All types of progress notes should be made concisely and accurately. Therapy requires to be flexible at all times so you have to use various techniques in helping out your clients. Therapists, on the other hand, are responsible of using an effective approach to see if something is working well or not. In doing so, they make use of therapy progress notes to monitor a patient’s progress. As you go along with this article, you will be able to know what a therapy progress note is all about and how to effectively create one.
A therapy progress notes are clinical notes that involve the details of the patient’s treatment and care. They contain facts and the process about the type of care a patient receives as well as the diagnosis and treatments. They are considered to be documents that provides communication about a patient’s information with regards to his or her condition.
Therapy progress notes do not follow a specific format. However, there are templates that you can use for your progress notes.
The SOAP note or template is comprehensive and can be used when summarizing. SOAP stands for Subjective, Objective, Assessment and Plan. Subjective section is about the perspective of the clients. It includes some information about the patient, the effectiveness of the therapy, progress of the session and more. Objective section shows your observation about the client’s attitude, their response to interventions and the results. Assessment section includes evaluation data and the records of your opinion. Plan section includes your action such as the way on how you are going to address the next session and how can you relate those plans to the client’s treatment goals.

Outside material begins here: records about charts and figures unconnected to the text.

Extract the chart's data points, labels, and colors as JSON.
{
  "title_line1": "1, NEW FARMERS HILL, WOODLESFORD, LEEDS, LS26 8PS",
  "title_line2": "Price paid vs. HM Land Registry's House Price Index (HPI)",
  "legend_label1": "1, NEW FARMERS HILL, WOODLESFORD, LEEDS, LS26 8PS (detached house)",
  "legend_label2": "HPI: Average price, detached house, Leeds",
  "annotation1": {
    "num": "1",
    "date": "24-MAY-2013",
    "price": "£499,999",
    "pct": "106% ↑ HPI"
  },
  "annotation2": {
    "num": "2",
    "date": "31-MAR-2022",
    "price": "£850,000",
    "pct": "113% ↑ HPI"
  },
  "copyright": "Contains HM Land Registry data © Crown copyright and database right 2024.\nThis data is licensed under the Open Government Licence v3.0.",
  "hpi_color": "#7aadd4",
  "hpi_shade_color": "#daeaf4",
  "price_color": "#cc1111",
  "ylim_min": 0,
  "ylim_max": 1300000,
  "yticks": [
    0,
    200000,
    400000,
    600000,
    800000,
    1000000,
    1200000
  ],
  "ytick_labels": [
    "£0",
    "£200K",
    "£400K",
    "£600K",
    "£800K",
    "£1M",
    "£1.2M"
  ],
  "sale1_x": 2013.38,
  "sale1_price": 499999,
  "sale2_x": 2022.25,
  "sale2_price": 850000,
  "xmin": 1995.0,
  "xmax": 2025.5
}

This template is considered as user-friendly which eventually stands for Data, Assessment, and Plan. The data refers to the information you have gathered during the sessions including your own observations. The assessment refers to the act of synthesizing the data you have gathered. It interprets the progress of your client. The plan refers to how are you going to take action in order to achieve the desired treatment plan and goal.
This template makes an easy understanding about a client’s response with regards to his or her interventions during the session. BIRP stands for Behavior, Interventions, Response, and Plan. Behavior is where the client and the therapist finds their home using each of the subjective and objective data. Intervention is where you are going to keep the records that are useful in achieving a goal. Response is your client’s reaction. Plan is when you are able to finalize the focus and schedule of your next session.
Anger management, coping strategies development, identifying triggers, mindfulness, imagery, stress management and more.
In dealing with trauma, they use the eye movement desensitization and reprocessing intervention during the counseling session.
Group progress notes do not identify information for the clients while the individual progress notes describes how an individual client engage within the group including the information about the diagnoses, treatment plan, etc.
Those treatment plans and progress notes help you in understanding your clients better. Progress notes serves as your guide to deal more about the patient treatment plan to meet their needs. This may be done by group or individually, but always be aware of the scope each category has.